Mises and Hayek used “classical liberal” to distinguish themselves from the Left. Today the term is used primarily to appease the Left. Self-proclaimed classical liberals today mostly seek to distance themselves from MAGA Trumpism and the hated Deplorables, to convince progressives they are not like those awful right-wingers! It is a virtue signal to power rather than a proud and marked distinction. The Hayekian strain is evident; It’s hard to imagine anyone from the Cato Institute or National Review arguing for Mises’s framework of “liberal nationalism” or echoing his claim that “men are altogether unequal.” But “socially liberal, fiscally conservative” is not winning over progressives, who view markets and private capital with intense hatred.
Classical liberalism will never satisfy or curry favor with the Left. Progressives have a full-fledged political program, rooted in (supposed) egalitarianism, and they believe in its ascendancy. They sincerely believe the rout is on, so why yield an inch? Progressivism is not a buffet. One does not get to pick and choose—and Hayekian market “neoliberalism” is not on the menu. That’s for old liberals like Hillary Clinton. In identity-obsessed and zero-sum 2022 politics, progressives view markets and property as reactionary tools of oppression.
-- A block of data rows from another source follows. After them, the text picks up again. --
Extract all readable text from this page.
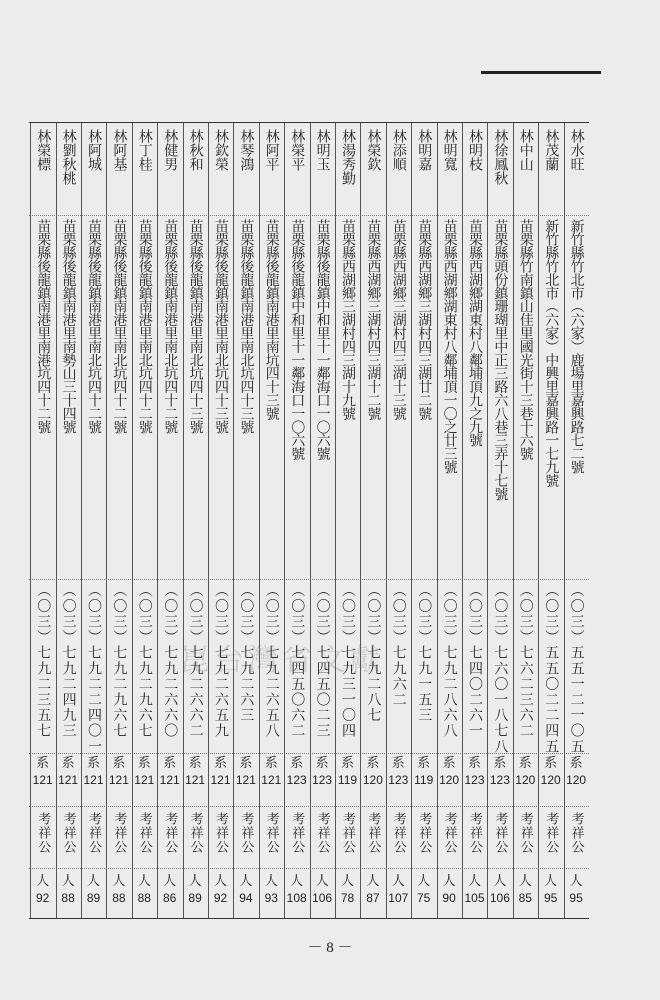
崑台灣省文獻
林水旺
新竹縣竹北市（六家）鹿場里嘉興路七二號
（〇三）五五一二一〇五
系
120
考祥公
人
95
林茂蘭
新竹縣竹北市（六家）中興里嘉興路一七九號
（〇三）五五〇二二四五
系
120
考祥公
人
95
林中山
苗栗縣竹南鎮山佳里國光街十三巷十六號
（〇三）七六二三六二
系
120
考祥公
人
85
林徐鳳秋
苗栗縣頭份鎮珊瑚里中正三路六八巷三弄十七號
（〇三）七六〇一八七八
系
123
考祥公
人
106
林明枝
苗栗縣西湖鄉湖東村八鄰埔頂九之九號
（〇三）七四〇二六一
系
123
考祥公
人
105
林明寬
苗栗縣西湖鄉湖東村八鄰埔頂一〇之廿三號
（〇三）七九二八六八
系
120
考祥公
人
90
林明嘉
苗栗縣西湖鄉三湖村四三湖廿二號
（〇三）七九一五三
系
119
考祥公
人
75
林添順
苗栗縣西湖鄉三湖村四三湖十三號
（〇三）七九六二
系
123
考祥公
人
107
林榮欽
苗栗縣西湖鄉三湖村四三湖十二號
（〇三）七九二八七
系
120
考祥公
人
87
林湯秀勤
苗栗縣西湖鄉三湖村四三湖十九號
（〇三）七九三一〇四
系
119
考祥公
人
78
林明玉
苗栗縣後龍鎮中和里十一鄰海口一〇六號
（〇三）七四五〇二三
系
123
考祥公
人
106
林榮平
苗栗縣後龍鎮中和里十一鄰海口一〇六號
（〇三）七四五〇六二
系
123
考祥公
人
108
林阿平
苗栗縣後龍鎮南港里南坑四十三號
（〇三）七九二六五八
系
121
考祥公
人
93
林琴鴻
苗栗縣後龍鎮南港里南北坑四十三號
（〇三）七九二六三
系
121
考祥公
人
94
林欽榮
苗栗縣後龍鎮南港里南北坑四十三號
（〇三）七九二六五九
系
121
考祥公
人
92
林秋和
苗栗縣後龍鎮南港里南北坑四十三號
（〇三）七九二六六二
系
121
考祥公
人
89
林健男
苗栗縣後龍鎮南港里南北坑四十二號
（〇三）七九二六六〇
系
121
考祥公
人
86
林丁桂
苗栗縣後龍鎮南港里南北坑四十二號
（〇三）七九二九六七
系
121
考祥公
人
88
林阿基
苗栗縣後龍鎮南港里南北坑四十二號
（〇三）七九二九六七
系
121
考祥公
人
88
林阿城
苗栗縣後龍鎮南港里南北坑四十二號
（〇三）七九二二四〇一
系
121
考祥公
人
89
林劉秋桃
苗栗縣後龍鎮南港里南勢山三十四號
（〇三）七九二四九三
系
121
考祥公
人
88
林榮標
苗栗縣後龍鎮南港里南港坑四十二號
（〇三）七九二三五七
系
121
考祥公
人
92
－ 8 －
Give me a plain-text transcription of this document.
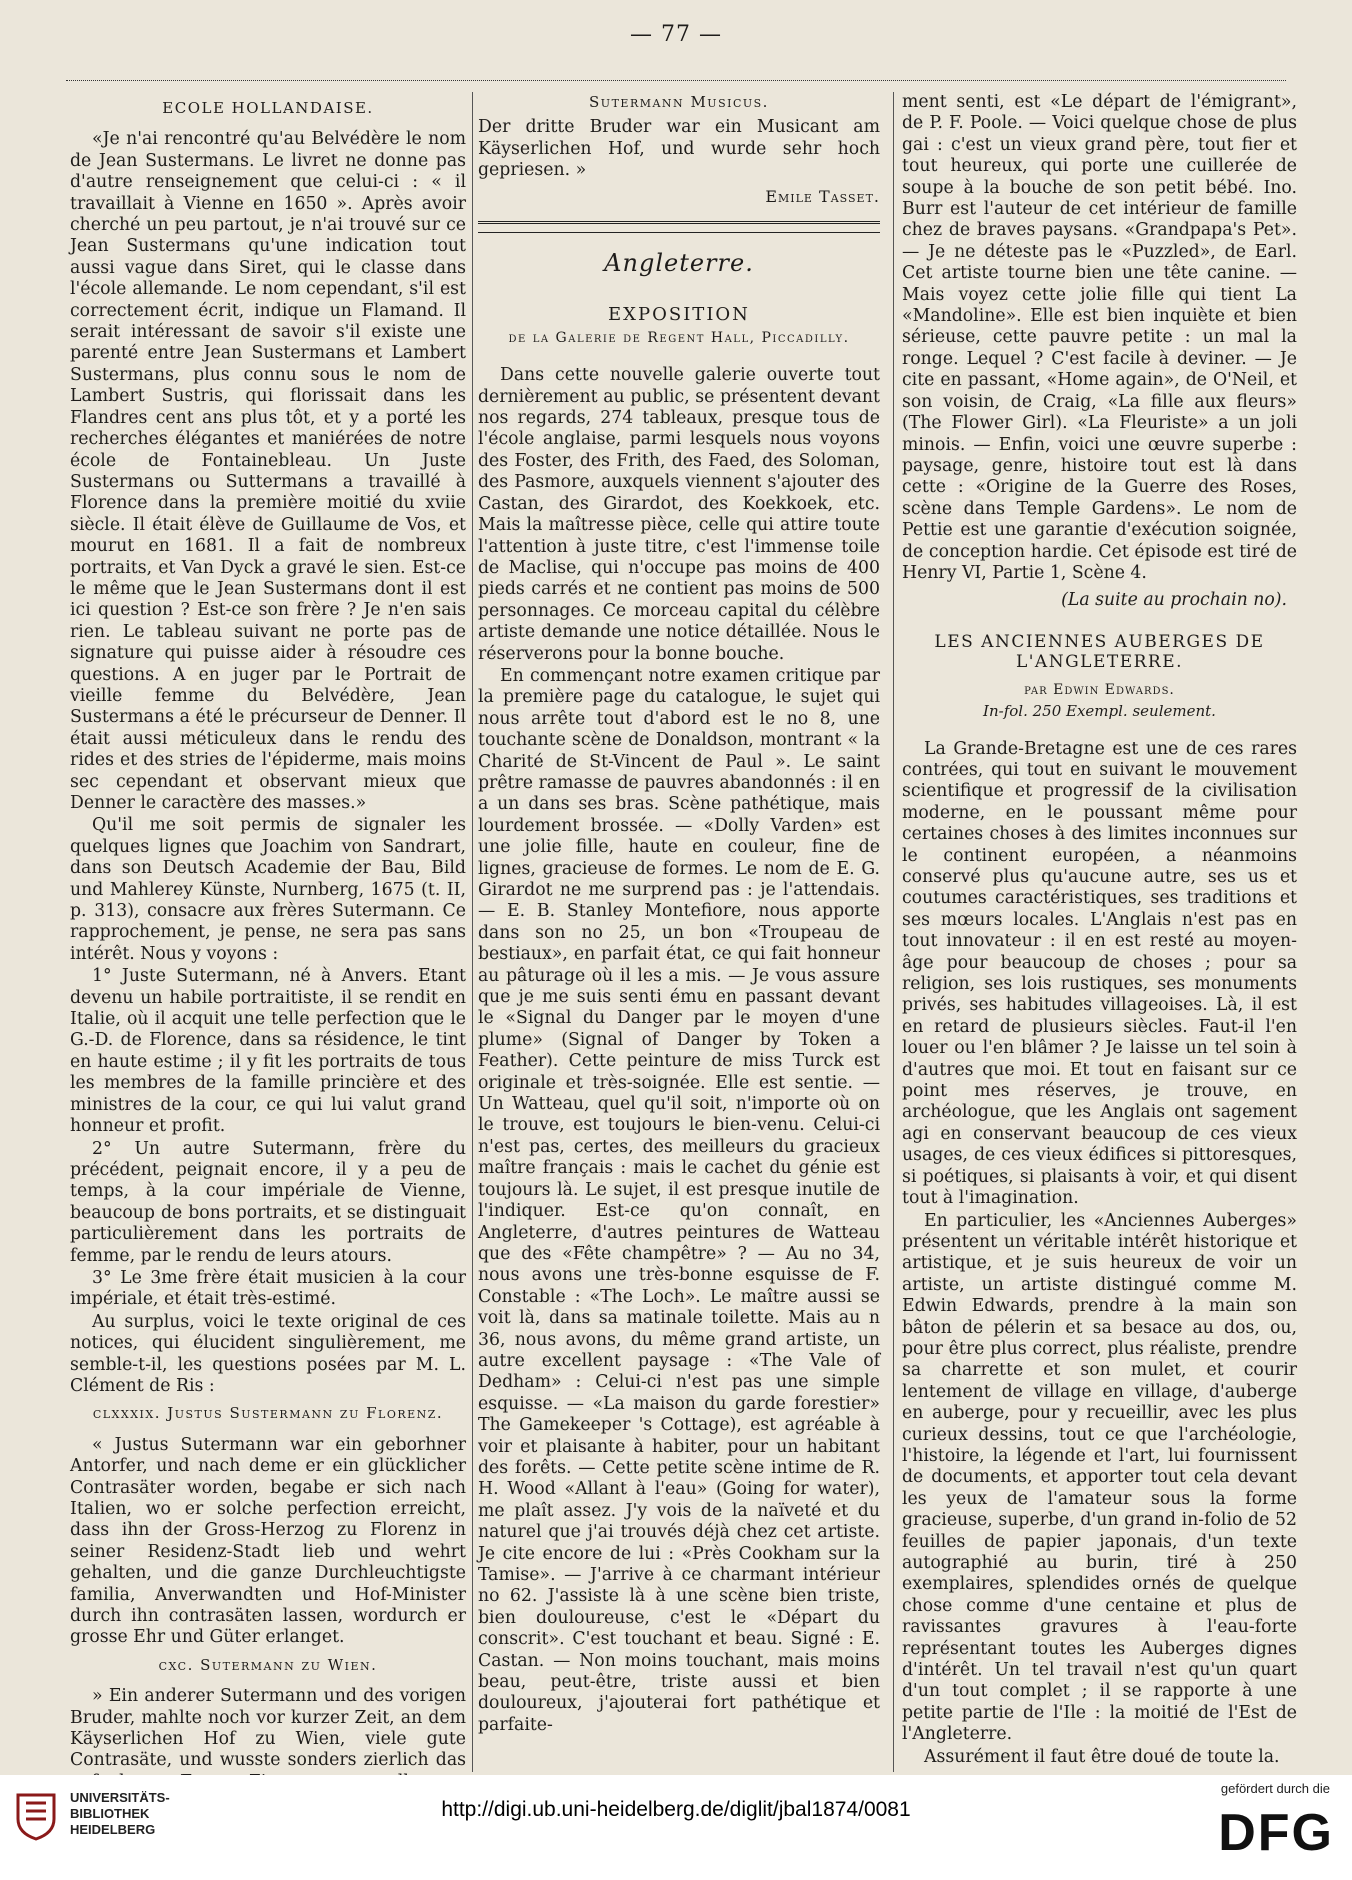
— 77 —
ECOLE HOLLANDAISE.

«Je n'ai rencontré qu'au Belvédère le nom de Jean Sustermans. Le livret ne donne pas d'autre renseignement que celui-ci : « il travaillait à Vienne en 1650 ». Après avoir cherché un peu partout, je n'ai trouvé sur ce Jean Sustermans qu'une indication tout aussi vague dans Siret, qui le classe dans l'école allemande. Le nom cependant, s'il est correctement écrit, indique un Flamand. Il serait intéressant de savoir s'il existe une parenté entre Jean Sustermans et Lambert Sustermans, plus connu sous le nom de Lambert Sustris, qui florissait dans les Flandres cent ans plus tôt, et y a porté les recherches élégantes et maniérées de notre école de Fontainebleau. Un Juste Sustermans ou Suttermans a travaillé à Florence dans la première moitié du xviie siècle. Il était élève de Guillaume de Vos, et mourut en 1681. Il a fait de nombreux portraits, et Van Dyck a gravé le sien. Est-ce le même que le Jean Sustermans dont il est ici question ? Est-ce son frère ? Je n'en sais rien. Le tableau suivant ne porte pas de signature qui puisse aider à résoudre ces questions. A en juger par le Portrait de vieille femme du Belvédère, Jean Sustermans a été le précurseur de Denner. Il était aussi méticuleux dans le rendu des rides et des stries de l'épiderme, mais moins sec cependant et observant mieux que Denner le caractère des masses.»

Qu'il me soit permis de signaler les quelques lignes que Joachim von Sandrart, dans son Deutsch Academie der Bau, Bild und Mahlerey Künste, Nurnberg, 1675 (t. II, p. 313), consacre aux frères Sutermann. Ce rapprochement, je pense, ne sera pas sans intérêt. Nous y voyons :

1° Juste Sutermann, né à Anvers. Etant devenu un habile portraitiste, il se rendit en Italie, où il acquit une telle perfection que le G.-D. de Florence, dans sa résidence, le tint en haute estime ; il y fit les portraits de tous les membres de la famille princière et des ministres de la cour, ce qui lui valut grand honneur et profit.

2° Un autre Sutermann, frère du précédent, peignait encore, il y a peu de temps, à la cour impériale de Vienne, beaucoup de bons portraits, et se distinguait particulièrement dans les portraits de femme, par le rendu de leurs atours.

3° Le 3me frère était musicien à la cour impériale, et était très-estimé.

Au surplus, voici le texte original de ces notices, qui élucident singulièrement, me semble-t-il, les questions posées par M. L. Clément de Ris :

clxxxix. Justus Sustermann zu Florenz.

« Justus Sutermann war ein geborhner Antorfer, und nach deme er ein glücklicher Contrasäter worden, begabe er sich nach Italien, wo er solche perfection erreicht, dass ihn der Gross-Herzog zu Florenz in seiner Residenz-Stadt lieb und wehrt gehalten, und die ganze Durchleuchtigste familia, Anverwandten und Hof-Minister durch ihn contrasäten lassen, wordurch er grosse Ehr und Güter erlanget.

cxc. Sutermann zu Wien.

» Ein anderer Sutermann und des vorigen Bruder, mahlte noch vor kurzer Zeit, an dem Käyserlichen Hof zu Wien, viele gute Contrasäte, und wusste sonders zierlich das

Sutermann Musicus.

Der dritte Bruder war ein Musicant am Käyserlichen Hof, und wurde sehr hoch gepriesen. »

Emile Tasset.
Angleterre.
EXPOSITION
de la Galerie de Regent Hall, Piccadilly.

Dans cette nouvelle galerie ouverte tout dernièrement au public, se présentent devant nos regards, 274 tableaux, presque tous de l'école anglaise, parmi lesquels nous voyons des Foster, des Frith, des Faed, des Soloman, des Pasmore, auxquels viennent s'ajouter des Castan, des Girardot, des Koekkoek, etc. Mais la maîtresse pièce, celle qui attire toute l'attention à juste titre, c'est l'immense toile de Maclise, qui n'occupe pas moins de 400 pieds carrés et ne contient pas moins de 500 personnages. Ce morceau capital du célèbre artiste demande une notice détaillée. Nous le réserverons pour la bonne bouche.

En commençant notre examen critique par la première page du catalogue, le sujet qui nous arrête tout d'abord est le no 8, une touchante scène de Donaldson, montrant « la Charité de St-Vincent de Paul ». Le saint prêtre ramasse de pauvres abandonnés : il en a un dans ses bras. Scène pathétique, mais lourdement brossée. — «Dolly Varden» est une jolie fille, haute en couleur, fine de lignes, gracieuse de formes. Le nom de E. G. Girardot ne me surprend pas : je l'attendais. — E. B. Stanley Montefiore, nous apporte dans son no 25, un bon «Troupeau de bestiaux», en parfait état, ce qui fait honneur au pâturage où il les a mis. — Je vous assure que je me suis senti ému en passant devant le «Signal du Danger par le moyen d'une plume» (Signal of Danger by Token a Feather). Cette peinture de miss Turck est originale et très-soignée. Elle est sentie. — Un Watteau, quel qu'il soit, n'importe où on le trouve, est toujours le bien-venu. Celui-ci n'est pas, certes, des meilleurs du gracieux maître français : mais le cachet du génie est toujours là. Le sujet, il est presque inutile de l'indiquer. Est-ce qu'on connaît, en Angleterre, d'autres peintures de Watteau que des «Fête champêtre» ? — Au no 34, nous avons une très-bonne esquisse de F. Constable : «The Loch». Le maître aussi se voit là, dans sa matinale toilette. Mais au n 36, nous avons, du même grand artiste, un autre excellent paysage : «The Vale of Dedham» : Celui-ci n'est pas une simple esquisse. — «La maison du garde forestier» The Gamekeeper 's Cottage), est agréable à voir et plaisante à habiter, pour un habitant des forêts. — Cette petite scène intime de R. H. Wood «Allant à l'eau» (Going for water), me plaît assez. J'y vois de la naïveté et du naturel que j'ai trouvés déjà chez cet artiste. Je cite encore de lui : «Près Cookham sur la Tamise». — J'arrive à ce charmant intérieur no 62. J'assiste là à une scène bien triste, bien douloureuse, c'est le «Départ du conscrit». C'est touchant et beau. Signé : E. Castan. — Non moins touchant, mais moins beau, peut-être, triste aussi et bien douloureux, j'ajouterai fort pathétique et parfaite-

ment senti, est «Le départ de l'émigrant», de P. F. Poole. — Voici quelque chose de plus gai : c'est un vieux grand père, tout fier et tout heureux, qui porte une cuillerée de soupe à la bouche de son petit bébé. Ino. Burr est l'auteur de cet intérieur de famille chez de braves paysans. «Grandpapa's Pet». — Je ne déteste pas le «Puzzled», de Earl. Cet artiste tourne bien une tête canine. — Mais voyez cette jolie fille qui tient La «Mandoline». Elle est bien inquiète et bien sérieuse, cette pauvre petite : un mal la ronge. Lequel ? C'est facile à deviner. — Je cite en passant, «Home again», de O'Neil, et son voisin, de Craig, «La fille aux fleurs» (The Flower Girl). «La Fleuriste» a un joli minois. — Enfin, voici une œuvre superbe : paysage, genre, histoire tout est là dans cette : «Origine de la Guerre des Roses, scène dans Temple Gardens». Le nom de Pettie est une garantie d'exécution soignée, de conception hardie. Cet épisode est tiré de Henry VI, Partie 1, Scène 4.

(La suite au prochain no).
LES ANCIENNES AUBERGES DE L'ANGLETERRE.
par Edwin Edwards.
In-fol. 250 Exempl. seulement.

La Grande-Bretagne est une de ces rares contrées, qui tout en suivant le mouvement scientifique et progressif de la civilisation moderne, en le poussant même pour certaines choses à des limites inconnues sur le continent européen, a néanmoins conservé plus qu'aucune autre, ses us et coutumes caractéristiques, ses traditions et ses mœurs locales. L'Anglais n'est pas en tout innovateur : il en est resté au moyen-âge pour beaucoup de choses ; pour sa religion, ses lois rustiques, ses monuments privés, ses habitudes villageoises. Là, il est en retard de plusieurs siècles. Faut-il l'en louer ou l'en blâmer ? Je laisse un tel soin à d'autres que moi. Et tout en faisant sur ce point mes réserves, je trouve, en archéologue, que les Anglais ont sagement agi en conservant beaucoup de ces vieux usages, de ces vieux édifices si pittoresques, si poétiques, si plaisants à voir, et qui disent tout à l'imagination.

En particulier, les «Anciennes Auberges» présentent un véritable intérêt historique et artistique, et je suis heureux de voir un artiste, un artiste distingué comme M. Edwin Edwards, prendre à la main son bâton de pélerin et sa besace au dos, ou, pour être plus correct, plus réaliste, prendre sa charrette et son mulet, et courir lentement de village en village, d'auberge en auberge, pour y recueillir, avec les plus curieux dessins, tout ce que l'archéologie, l'histoire, la légende et l'art, lui fournissent de documents, et apporter tout cela devant les yeux de l'amateur sous la forme gracieuse, superbe, d'un grand in-folio de 52 feuilles de papier japonais, d'un texte autographié au burin, tiré à 250 exemplaires, splendides ornés de quelque chose comme d'une centaine et plus de ravissantes gravures à l'eau-forte représentant toutes les Auberges dignes d'intérêt. Un tel travail n'est qu'un quart d'un tout complet ; il se rapporte à une petite partie de l'Ile : la moitié de l'Est de l'Angleterre.

Assurément il faut être doué de toute la.

UNIVERSITÄTS-
BIBLIOTHEK
HEIDELBERG
http://digi.ub.uni-heidelberg.de/diglit/jbal1874/0081
gefördert durch die
DFG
Merely adding “classical” to Mises’s old liberalism—property rights, laissez-faire, free trade, and nonintervention in foreign affairs—won’t spare anyone from the progressive juggernaut.
- 1. Today’s left rejects Hayek’s knowledge problem, the idea that only market prices can provide the information needed to coordinate economic activity– arguing instead that large corporations like Walmart demonstrate the possibility of centralized state planning.